Clive Robinson January 20, 2021 2:00 AM

@ SpaceLifeForm,

Large grain of NaCl recommended.

Yes… you will note that they are in no way attributing to any individual, group, or any nation state.

However the then US executive, was fast to jump on the “t’was Russian wot dunit”. Way to fast, in fact we know they were lying through their teeth without doubt.

So the question would be “Why?” for which there are several answers,

1, Political rhetoric
2, Need to look in command
3, Cover up.

Whilst the first two have been endemic in the outgoing administration, I can not see the diplomatic and intel agencies within the US Government going along with it unless there was something for one or both of them in it.

Hence I’m favouring “cover up” but for what?

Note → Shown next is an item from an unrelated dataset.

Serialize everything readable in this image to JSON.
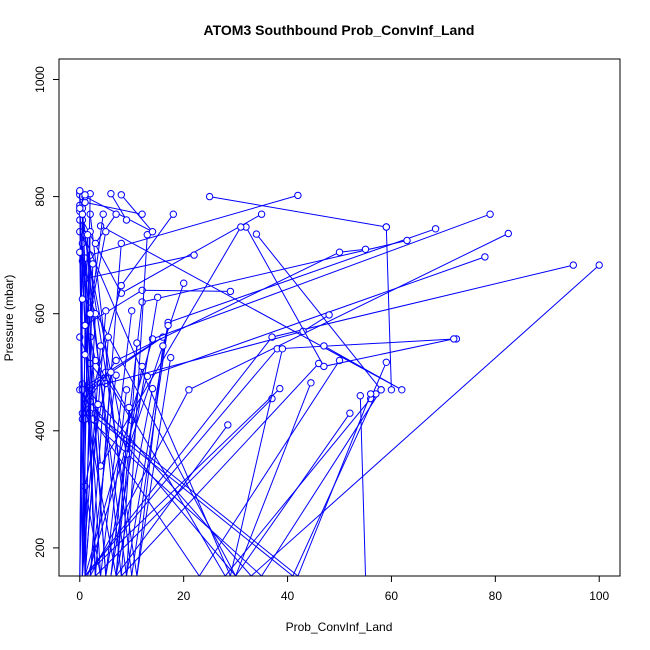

We know that the SolarWinds software is used world wide by a third of a million customers many of whom are in Government or Government related businesses such as the various MIC, Law, Health, Welfare, Banking entities. Basically all the stuff you would need to asses what is going on in a sovereign nation state, from forward planning right down to individuals.

We also know that whilst being seen as a US Company, a lot of their work was being done in other nations geographically closer to Russia, and where the socio-economics are such that labour is cheap thus in all probability coruption is cheap as well and arguably more likely.

Which makes for a good “cover”, even better the attack was carried out through workflow software for developers that is actually produced by a Russian company. Not through a “bugdoor” or “vulnerability” but through “misconfiguration”. So “double cover”…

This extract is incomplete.